Al salir vio entrar a una mujer de mediana edad, muy maquillada y vistiendo de una manera que hacía inconfundible su oficio, Entendió lo que pasaba en aquel establecimiento, en aquellas cabinas.

“Veo que al final te has decidido, Te espero mañana en mi casa a las seis de la tarde, así podrás probar la mía. Trae el dinero que has ganado como puta”, seguidamente venía una dirección.

“No soy una puta”

“Ya sí lo eres”

Cuando finalmente llegó a su casa se sentó en el sofá llorando. Burlada, derrotada, sucia.

  • Hola, pasa, ¿Has traído el dinero?

  • Si, lo he traído.

  • ¿Tanto te cuesta decir sí señor?
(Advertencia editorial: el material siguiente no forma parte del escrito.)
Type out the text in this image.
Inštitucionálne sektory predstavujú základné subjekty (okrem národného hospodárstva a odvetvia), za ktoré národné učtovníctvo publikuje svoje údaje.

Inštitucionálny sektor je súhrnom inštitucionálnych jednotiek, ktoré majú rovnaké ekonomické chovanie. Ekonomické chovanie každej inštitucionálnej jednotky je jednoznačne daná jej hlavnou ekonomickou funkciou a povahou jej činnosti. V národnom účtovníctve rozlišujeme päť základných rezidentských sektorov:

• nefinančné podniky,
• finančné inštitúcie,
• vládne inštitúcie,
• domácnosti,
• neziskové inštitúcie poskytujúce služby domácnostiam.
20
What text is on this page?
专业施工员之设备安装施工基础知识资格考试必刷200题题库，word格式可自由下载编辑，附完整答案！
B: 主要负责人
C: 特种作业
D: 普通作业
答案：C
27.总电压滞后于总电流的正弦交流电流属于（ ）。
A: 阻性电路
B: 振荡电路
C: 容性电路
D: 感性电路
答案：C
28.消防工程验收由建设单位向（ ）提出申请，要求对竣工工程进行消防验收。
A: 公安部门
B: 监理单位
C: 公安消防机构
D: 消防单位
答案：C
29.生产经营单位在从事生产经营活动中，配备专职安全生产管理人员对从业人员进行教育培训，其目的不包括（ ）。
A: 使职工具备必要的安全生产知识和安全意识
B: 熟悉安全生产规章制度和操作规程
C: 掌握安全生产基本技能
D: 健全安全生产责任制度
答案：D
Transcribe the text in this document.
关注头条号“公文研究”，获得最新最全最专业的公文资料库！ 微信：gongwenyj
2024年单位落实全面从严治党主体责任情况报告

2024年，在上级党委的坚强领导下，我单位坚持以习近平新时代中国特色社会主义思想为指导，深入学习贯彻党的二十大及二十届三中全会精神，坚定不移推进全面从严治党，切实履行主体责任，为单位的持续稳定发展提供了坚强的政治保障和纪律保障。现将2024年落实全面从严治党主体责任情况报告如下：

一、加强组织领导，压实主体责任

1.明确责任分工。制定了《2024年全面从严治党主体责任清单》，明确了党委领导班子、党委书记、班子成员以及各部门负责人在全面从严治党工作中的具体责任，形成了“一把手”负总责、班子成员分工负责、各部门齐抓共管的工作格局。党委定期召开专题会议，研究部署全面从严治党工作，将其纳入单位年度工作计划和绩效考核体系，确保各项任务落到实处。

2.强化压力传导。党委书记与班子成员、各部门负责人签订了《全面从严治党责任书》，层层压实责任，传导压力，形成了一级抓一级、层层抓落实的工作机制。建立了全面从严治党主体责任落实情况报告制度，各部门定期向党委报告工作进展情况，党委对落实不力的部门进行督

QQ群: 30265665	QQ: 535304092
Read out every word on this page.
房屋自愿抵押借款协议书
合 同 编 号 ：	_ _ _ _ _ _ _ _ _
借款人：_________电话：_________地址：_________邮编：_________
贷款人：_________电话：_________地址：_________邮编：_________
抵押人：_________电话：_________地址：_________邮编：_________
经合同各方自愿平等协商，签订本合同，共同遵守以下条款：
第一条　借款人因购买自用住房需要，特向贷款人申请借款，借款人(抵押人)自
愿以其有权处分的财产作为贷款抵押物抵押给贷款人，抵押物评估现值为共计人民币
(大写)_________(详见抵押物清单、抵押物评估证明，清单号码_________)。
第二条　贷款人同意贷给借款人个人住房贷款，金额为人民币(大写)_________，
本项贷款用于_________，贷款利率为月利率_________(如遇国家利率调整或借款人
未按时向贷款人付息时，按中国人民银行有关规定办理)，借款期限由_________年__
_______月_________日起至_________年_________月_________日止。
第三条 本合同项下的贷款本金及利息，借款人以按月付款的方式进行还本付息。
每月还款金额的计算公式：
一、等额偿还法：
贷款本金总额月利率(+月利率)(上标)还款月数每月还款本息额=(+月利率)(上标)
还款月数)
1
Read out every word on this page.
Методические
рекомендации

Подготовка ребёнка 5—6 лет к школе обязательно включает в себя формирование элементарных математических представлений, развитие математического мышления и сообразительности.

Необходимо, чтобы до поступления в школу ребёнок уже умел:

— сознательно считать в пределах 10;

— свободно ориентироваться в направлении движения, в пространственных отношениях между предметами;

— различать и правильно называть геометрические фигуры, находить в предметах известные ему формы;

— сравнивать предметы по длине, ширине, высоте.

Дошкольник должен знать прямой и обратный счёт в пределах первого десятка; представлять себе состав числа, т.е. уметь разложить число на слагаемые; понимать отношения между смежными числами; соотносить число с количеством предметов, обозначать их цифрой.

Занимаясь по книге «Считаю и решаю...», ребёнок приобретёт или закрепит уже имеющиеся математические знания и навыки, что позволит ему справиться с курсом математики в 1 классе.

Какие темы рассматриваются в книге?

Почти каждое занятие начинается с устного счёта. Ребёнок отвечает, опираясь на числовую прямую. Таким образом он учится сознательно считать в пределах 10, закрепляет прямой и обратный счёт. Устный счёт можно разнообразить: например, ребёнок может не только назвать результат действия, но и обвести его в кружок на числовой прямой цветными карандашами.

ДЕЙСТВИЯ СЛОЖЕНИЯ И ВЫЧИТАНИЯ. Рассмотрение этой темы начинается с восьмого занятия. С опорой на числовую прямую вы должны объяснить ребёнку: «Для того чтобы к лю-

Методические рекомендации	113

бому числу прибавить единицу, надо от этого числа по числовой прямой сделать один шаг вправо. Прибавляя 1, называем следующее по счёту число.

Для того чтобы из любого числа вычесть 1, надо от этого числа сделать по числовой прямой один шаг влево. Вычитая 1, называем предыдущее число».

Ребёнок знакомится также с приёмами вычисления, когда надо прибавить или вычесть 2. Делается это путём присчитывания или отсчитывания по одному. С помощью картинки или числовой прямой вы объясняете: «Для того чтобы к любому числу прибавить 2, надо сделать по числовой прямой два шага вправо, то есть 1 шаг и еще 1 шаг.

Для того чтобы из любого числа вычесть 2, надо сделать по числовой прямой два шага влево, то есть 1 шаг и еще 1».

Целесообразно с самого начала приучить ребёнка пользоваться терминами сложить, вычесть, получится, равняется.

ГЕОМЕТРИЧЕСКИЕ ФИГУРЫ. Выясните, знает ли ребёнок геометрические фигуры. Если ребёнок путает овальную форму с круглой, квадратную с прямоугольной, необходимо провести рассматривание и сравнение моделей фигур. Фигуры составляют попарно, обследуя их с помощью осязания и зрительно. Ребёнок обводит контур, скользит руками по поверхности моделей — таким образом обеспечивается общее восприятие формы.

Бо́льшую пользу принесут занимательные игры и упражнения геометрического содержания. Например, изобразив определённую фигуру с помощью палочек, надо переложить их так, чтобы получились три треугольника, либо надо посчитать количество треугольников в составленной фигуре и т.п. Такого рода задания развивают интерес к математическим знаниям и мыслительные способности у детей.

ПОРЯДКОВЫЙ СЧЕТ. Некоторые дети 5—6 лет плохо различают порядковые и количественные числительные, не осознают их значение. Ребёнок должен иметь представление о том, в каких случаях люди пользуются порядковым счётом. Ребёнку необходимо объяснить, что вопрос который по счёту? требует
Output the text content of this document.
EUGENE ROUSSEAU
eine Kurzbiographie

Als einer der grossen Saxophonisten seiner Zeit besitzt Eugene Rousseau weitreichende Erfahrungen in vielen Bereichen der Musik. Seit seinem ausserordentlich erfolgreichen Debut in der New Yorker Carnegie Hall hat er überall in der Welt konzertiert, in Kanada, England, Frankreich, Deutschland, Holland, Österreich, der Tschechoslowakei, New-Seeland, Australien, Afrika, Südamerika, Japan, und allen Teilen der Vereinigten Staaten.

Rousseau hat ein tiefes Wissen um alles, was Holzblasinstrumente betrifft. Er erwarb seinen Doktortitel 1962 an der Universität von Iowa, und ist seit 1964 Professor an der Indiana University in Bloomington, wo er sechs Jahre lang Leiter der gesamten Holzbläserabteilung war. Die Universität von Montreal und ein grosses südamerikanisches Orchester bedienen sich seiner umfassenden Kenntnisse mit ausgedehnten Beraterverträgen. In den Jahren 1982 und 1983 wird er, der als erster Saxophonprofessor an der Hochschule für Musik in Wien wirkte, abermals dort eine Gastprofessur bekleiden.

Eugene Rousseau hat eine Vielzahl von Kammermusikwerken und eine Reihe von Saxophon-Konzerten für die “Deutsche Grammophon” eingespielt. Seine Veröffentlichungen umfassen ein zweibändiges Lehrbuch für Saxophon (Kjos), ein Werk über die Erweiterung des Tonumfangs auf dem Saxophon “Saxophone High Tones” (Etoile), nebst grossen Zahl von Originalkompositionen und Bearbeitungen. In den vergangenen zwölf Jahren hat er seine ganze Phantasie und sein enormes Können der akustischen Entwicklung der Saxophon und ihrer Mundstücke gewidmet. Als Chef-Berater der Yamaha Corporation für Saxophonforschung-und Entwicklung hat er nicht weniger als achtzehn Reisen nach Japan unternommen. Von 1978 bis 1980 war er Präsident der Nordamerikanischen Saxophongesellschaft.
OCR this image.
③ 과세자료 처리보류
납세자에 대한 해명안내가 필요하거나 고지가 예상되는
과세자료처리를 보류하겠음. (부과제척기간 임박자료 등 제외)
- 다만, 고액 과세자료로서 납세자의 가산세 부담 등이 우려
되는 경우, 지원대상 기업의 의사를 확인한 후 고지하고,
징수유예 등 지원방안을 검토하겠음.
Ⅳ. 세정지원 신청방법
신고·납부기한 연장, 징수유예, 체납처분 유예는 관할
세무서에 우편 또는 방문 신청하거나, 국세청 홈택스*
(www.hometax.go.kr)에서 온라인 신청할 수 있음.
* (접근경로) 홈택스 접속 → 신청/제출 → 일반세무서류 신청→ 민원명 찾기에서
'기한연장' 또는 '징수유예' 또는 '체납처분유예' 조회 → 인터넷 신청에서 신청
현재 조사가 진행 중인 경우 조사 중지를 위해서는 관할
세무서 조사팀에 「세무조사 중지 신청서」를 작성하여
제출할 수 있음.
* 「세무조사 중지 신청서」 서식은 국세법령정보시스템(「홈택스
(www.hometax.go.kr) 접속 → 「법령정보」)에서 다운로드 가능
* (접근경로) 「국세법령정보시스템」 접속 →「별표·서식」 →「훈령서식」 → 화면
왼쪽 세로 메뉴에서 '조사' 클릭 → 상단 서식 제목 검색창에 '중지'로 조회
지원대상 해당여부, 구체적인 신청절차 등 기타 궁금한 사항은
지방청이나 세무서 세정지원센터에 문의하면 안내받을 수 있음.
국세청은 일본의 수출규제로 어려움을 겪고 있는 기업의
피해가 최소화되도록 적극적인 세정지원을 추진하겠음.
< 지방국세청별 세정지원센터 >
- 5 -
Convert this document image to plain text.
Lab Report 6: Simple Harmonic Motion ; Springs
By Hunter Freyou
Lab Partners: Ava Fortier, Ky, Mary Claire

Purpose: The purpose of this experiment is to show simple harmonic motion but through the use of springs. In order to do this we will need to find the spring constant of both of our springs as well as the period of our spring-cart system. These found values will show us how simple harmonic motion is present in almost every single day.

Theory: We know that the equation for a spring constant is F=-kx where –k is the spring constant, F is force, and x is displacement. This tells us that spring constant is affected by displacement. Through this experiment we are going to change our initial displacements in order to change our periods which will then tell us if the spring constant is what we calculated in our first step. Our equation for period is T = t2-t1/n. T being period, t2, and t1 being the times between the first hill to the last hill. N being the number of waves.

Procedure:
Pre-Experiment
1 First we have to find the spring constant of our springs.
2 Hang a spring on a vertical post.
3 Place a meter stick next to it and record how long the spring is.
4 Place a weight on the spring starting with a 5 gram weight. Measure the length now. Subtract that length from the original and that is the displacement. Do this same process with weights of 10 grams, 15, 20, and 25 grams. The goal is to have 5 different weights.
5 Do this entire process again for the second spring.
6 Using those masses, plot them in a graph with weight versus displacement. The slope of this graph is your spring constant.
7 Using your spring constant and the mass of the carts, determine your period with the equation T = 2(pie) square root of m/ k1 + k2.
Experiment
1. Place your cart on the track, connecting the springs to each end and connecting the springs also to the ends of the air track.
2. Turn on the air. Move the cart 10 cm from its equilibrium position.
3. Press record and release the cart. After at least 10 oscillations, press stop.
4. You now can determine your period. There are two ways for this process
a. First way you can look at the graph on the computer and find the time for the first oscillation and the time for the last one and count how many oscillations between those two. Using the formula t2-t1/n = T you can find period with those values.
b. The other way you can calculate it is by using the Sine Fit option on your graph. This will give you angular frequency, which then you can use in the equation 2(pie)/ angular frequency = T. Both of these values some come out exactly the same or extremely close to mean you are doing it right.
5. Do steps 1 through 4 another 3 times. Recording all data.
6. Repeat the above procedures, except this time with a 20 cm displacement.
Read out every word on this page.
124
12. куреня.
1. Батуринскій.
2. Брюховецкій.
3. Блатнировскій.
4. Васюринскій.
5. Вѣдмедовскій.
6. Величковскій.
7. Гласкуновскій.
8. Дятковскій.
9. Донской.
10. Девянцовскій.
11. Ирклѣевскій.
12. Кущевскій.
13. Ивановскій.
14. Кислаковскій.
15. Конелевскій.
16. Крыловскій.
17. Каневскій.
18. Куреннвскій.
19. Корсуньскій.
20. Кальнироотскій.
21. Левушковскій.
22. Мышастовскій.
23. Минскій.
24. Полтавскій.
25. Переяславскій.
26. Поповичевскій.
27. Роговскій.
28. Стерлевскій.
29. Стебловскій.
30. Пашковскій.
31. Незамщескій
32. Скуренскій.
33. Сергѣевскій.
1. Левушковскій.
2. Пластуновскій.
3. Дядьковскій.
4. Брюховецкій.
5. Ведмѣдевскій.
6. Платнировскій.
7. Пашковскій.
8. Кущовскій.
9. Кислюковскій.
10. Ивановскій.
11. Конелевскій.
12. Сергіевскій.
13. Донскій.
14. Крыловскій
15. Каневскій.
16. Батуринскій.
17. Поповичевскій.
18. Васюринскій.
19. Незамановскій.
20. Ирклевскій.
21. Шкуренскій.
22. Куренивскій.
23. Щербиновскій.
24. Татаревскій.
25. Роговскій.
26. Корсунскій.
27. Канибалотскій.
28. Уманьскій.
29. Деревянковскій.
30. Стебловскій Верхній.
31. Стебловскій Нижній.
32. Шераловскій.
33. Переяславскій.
Dámelo. no está mal, sesenta euros, toma, veinte son para tí.

  • ¿Por qué me hace esto señor?

  • Porque es lo que deseas desde el primer día.

La llevó hasta el salón, un salón lleno de libros hasta el techo.

  • ¿Te sorprende? A todas os pasa lo mismo, por lo visto me tomáis por alguien distinto a lo que soy.

Se colocó a sus espaldas, cogiéndola por los brazos. dando pequeños mordiscos en sus clavículas, en el lóbulo de su oreja. Un escalofrío recorrió su cuerpo cuando sintió el cuero del collar en su cuello.

  • Mírame. Tengo unos cuantos amigos a los que les encantará conocerte, pero primero tengo que prepararte. Las primeras veces te dolerá pero pronto serás tú quien te ofrecerás, quien suplicaras para que te lo follen.

¡Desnúdate! ¿O tengo que hacerlo yo zorra?

Llevaba un vestido negro, liviano, de tirantes. Se agachó para quitarselo por la cabeza.

Después de aquel día Rosa nunca volvió a ser la misma.